La memoria también da una sensación de vacío, del no retorno, la nostalgia de lo que ya es silencio. Y, sin embargo, uno va cosiendo esa colcha de retazos con lo que le toca y lo que elige. Con lo que fue y lo que pudo haber sido. Como la familia en la que se nace, como los amigos que se van eligiendo, dejando y reconociendo; como esas noches que se alargaron hasta la madrugada sin sueño. Esas son noches vividas. Las otras son solo espacios de tiempo donde el sueño nos cobija y nos permite creer que un nuevo día es empezar de cero.
Y vamos encontrando esa puntada que ya no duele dar, conseguimos un dedal que se acomode al tamaño de nuestros dedos y a la forma de las yemas, que no nos golpee la uña y, sobre todo, que no nos impida tejer lo que cargamos: esos trozos de vida que se convirtieron en mármol. Siempre quedará una parte inconclusa, un hilo que no encaja o que se deshilacha. Se confunde la memoria. O se vuelve piedra, impenetrable, porque recordar también es sentir y constatar lo que fuimos y quererlo olvidar.
Hoy tejo con palabras. Revivo esas situaciones y personas que marcaron mi existencia, que la hicieron tan mía. Vuelvo siempre a esos pasillos en los que lloré con mis compañeras del salón cuando alguna se fue a vivir a otro país, en los que di un primer beso torpe y babeado, en los que me enamoré de un niño mono y ojos cafés que se llamaba Santiago, en los que probé el algodón de azúcar y el ron con coca cola, en los que conocí a muchos amores de la vida, en los que fui una joven universitaria inocente que creía que los comentarios inapropiados de un profesor eran simple coqueteo o desocupe. Leí alguna vez que mirar hacia atrás era darse cuenta de su propia ingenuidad.

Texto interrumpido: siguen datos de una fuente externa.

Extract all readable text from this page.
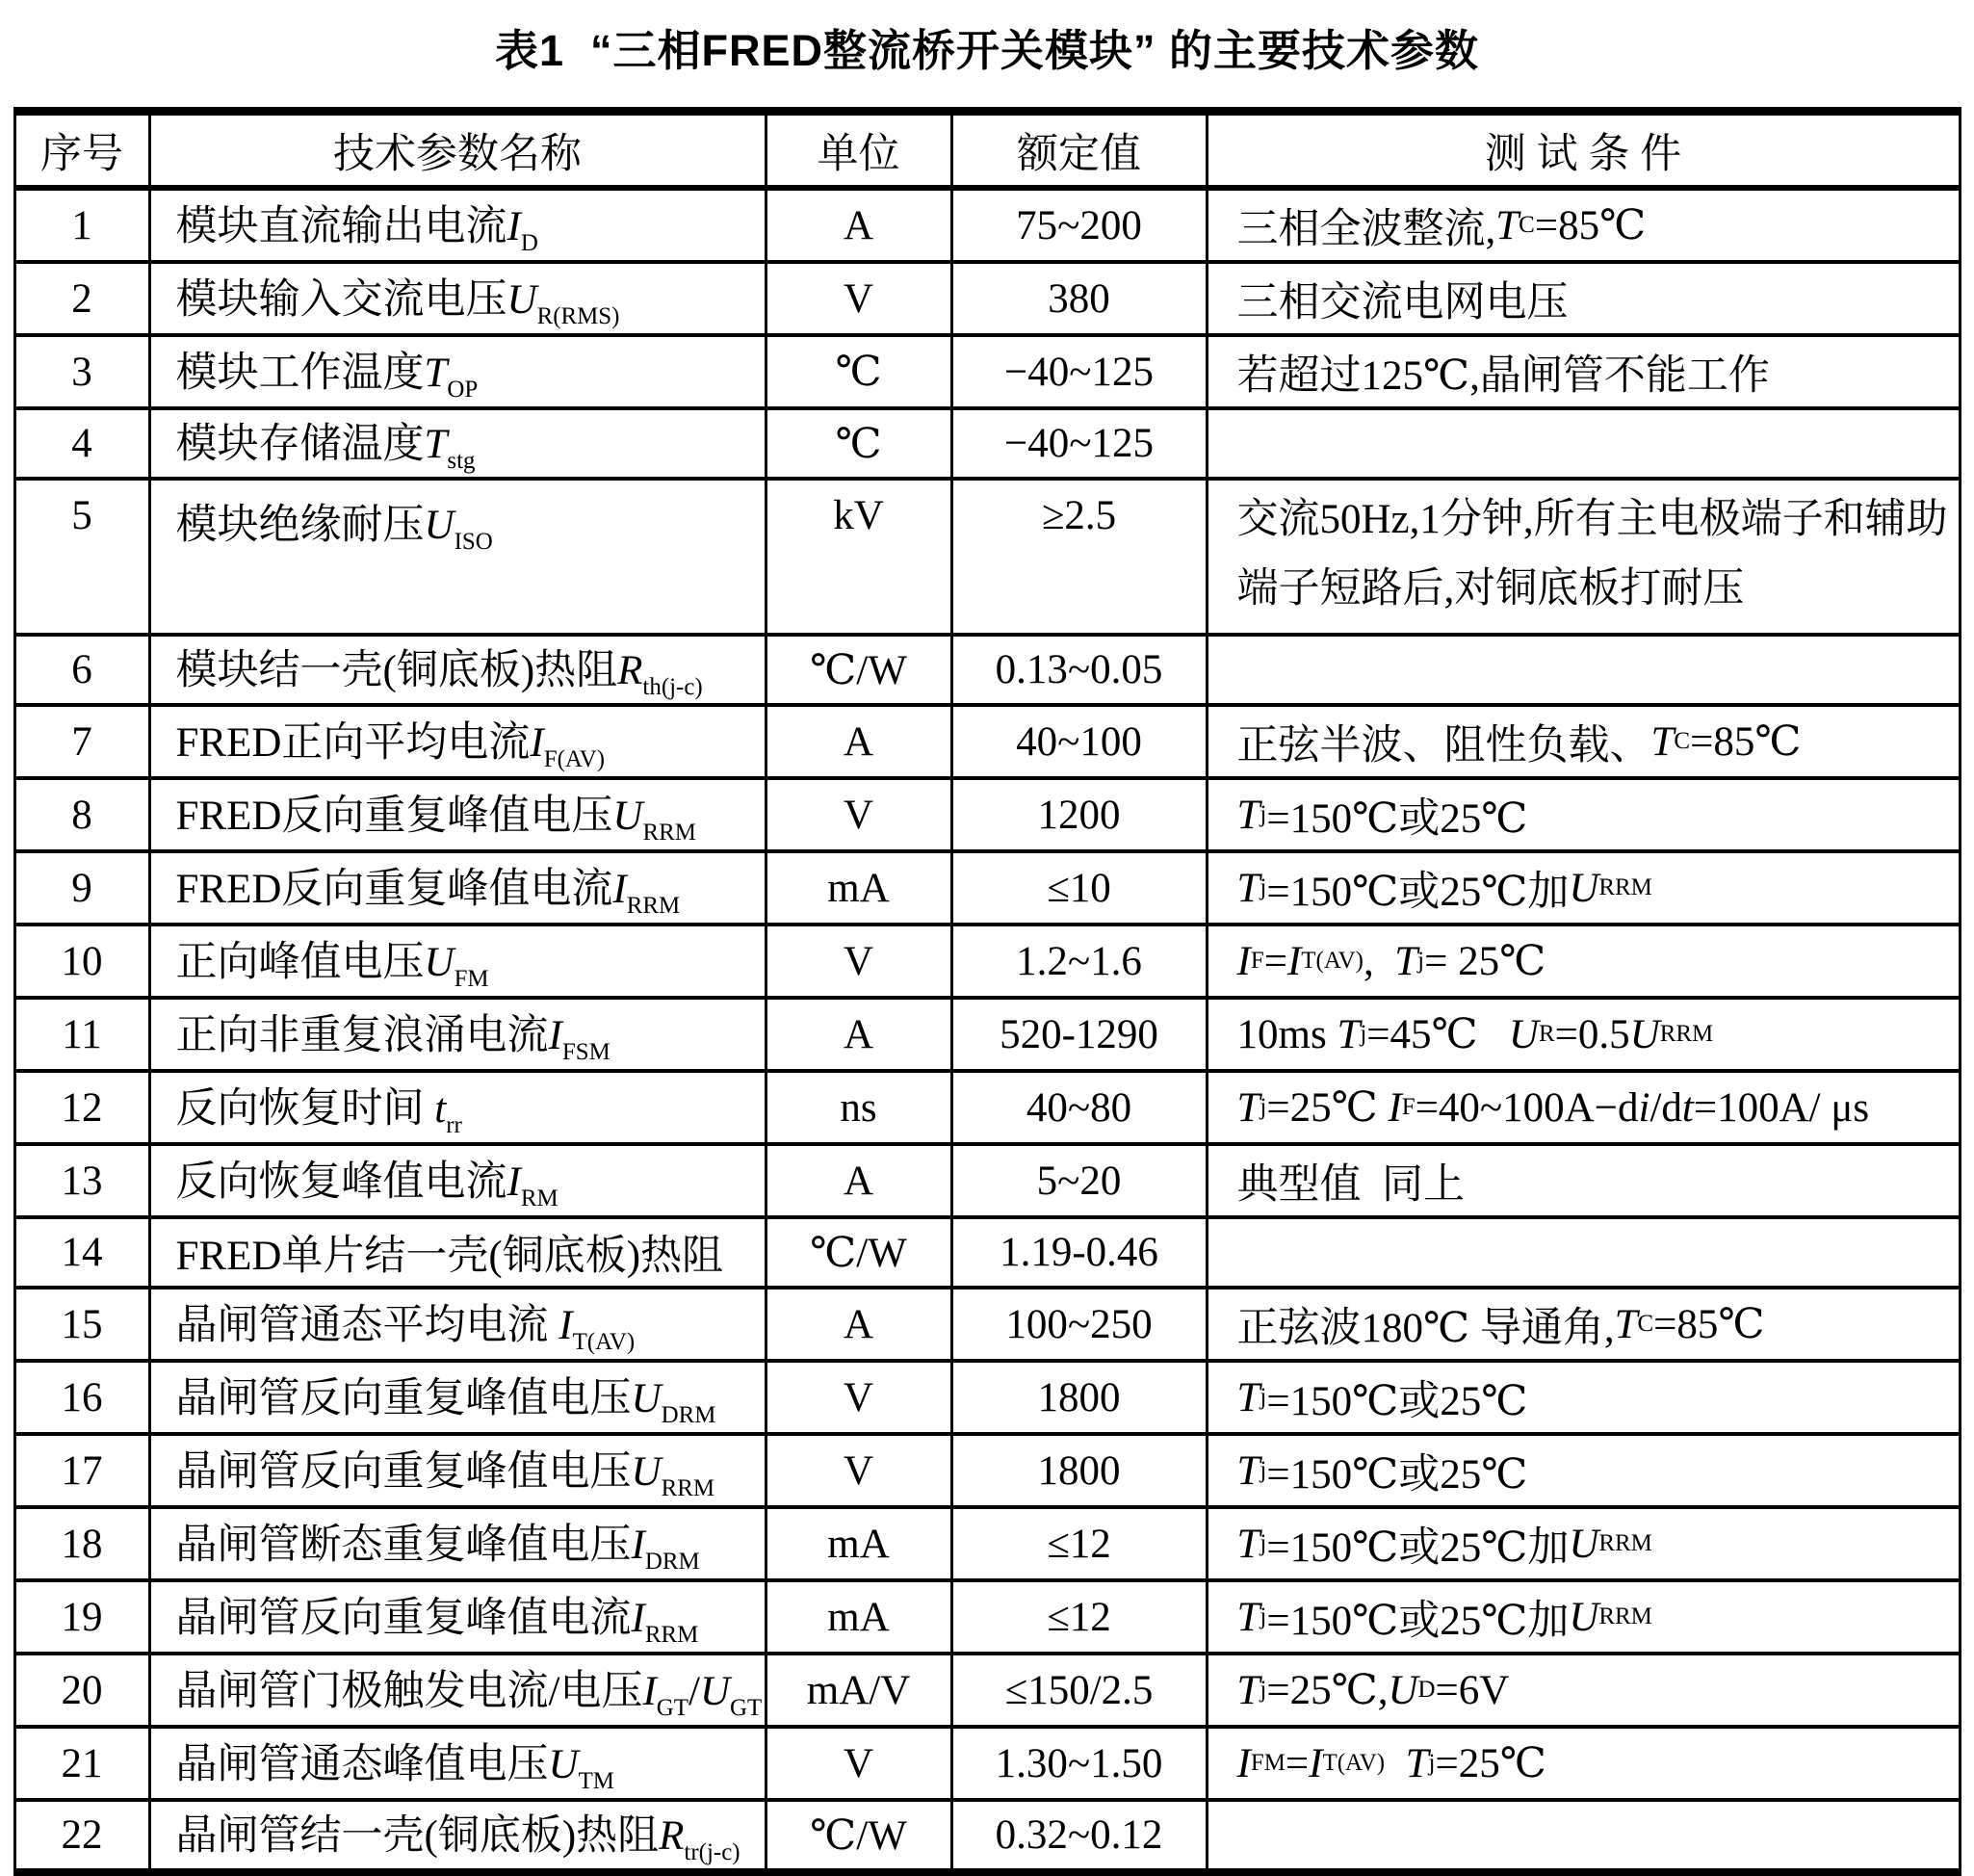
表1  “三相FRED整流桥开关模块” 的主要技术参数
序号	技术参数名称	单位	额定值	测 试 条 件
1	模块直流输出电流$I_D$	A	75~200	三相全波整流, T C =85℃

2	模块输入交流电压$U_{R(RMS)}$	V	380	三相交流电网电压

3	模块工作温度$T_{OP}$	℃	−40~125	若超过125℃,晶闸管不能工作

4	模块存储温度$T_{stg}$	℃	−40~125	
5	模块绝缘耐压$U_{ISO}$	kV	≥2.5	交流50Hz,1分钟,所有主电极端子和辅助
端子短路后,对铜底板打耐压

6	模块结一壳(铜底板)热阻$R_{th(j-c)}$	℃/W	0.13~0.05	
7	FRED正向平均电流$I_{F(AV)}$	A	40~100	正弦半波、阻性负载、 T C =85℃

8	FRED反向重复峰值电压$U_{RRM}$	V	1200	T j =150℃或25℃

9	FRED反向重复峰值电流$I_{RRM}$	mA	≤10	T j =150℃或25℃加 U RRM

10	正向峰值电压$U_{FM}$	V	1.2~1.6	I F = I T(AV) , T j = 25℃

11	正向非重复浪涌电流$I_{FSM}$	A	520-1290	10ms T j =45℃ U R =0.5 U RRM

12	反向恢复时间 $t_{rr}$	ns	40~80	T j =25℃ I F =40~100A−d i /d t =100A/ μs

13	反向恢复峰值电流$I_{RM}$	A	5~20	典型值  同上

14	FRED单片结一壳(铜底板)热阻	℃/W	1.19-0.46	
15	晶闸管通态平均电流 $I_{T(AV)}$	A	100~250	正弦波180℃ 导通角, T C =85℃

16	晶闸管反向重复峰值电压$U_{DRM}$	V	1800	T j =150℃或25℃

17	晶闸管反向重复峰值电压$U_{RRM}$	V	1800	T j =150℃或25℃

18	晶闸管断态重复峰值电压$I_{DRM}$	mA	≤12	T j =150℃或25℃加 U RRM

19	晶闸管反向重复峰值电流$I_{RRM}$	mA	≤12	T j =150℃或25℃加 U RRM

20	晶闸管门极触发电流/电压$I_{GT}/U_{GT}$	mA/V	≤150/2.5	T j =25℃, U D =6V

21	晶闸管通态峰值电压$U_{TM}$	V	1.30~1.50	I FM = I T(AV)
T j =25℃

22	晶闸管结一壳(铜底板)热阻$R_{tr(j-c)}$	℃/W	0.32~0.12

Hoy me reconozco en silencio. Una niña inocente, una adolescente con rabia, ingenuidad y miedo, una adulta libre que se busca. Que recuerda y se compadece de quien ha sido porque no se puede cambiar lo hecho, ni aunque las palabras nos permitan crear otros mundos y conocer a otros personajes.
Siempre seremos los protagonistas de nuestra memoria: ya gastada, ya usada, ya olvidada.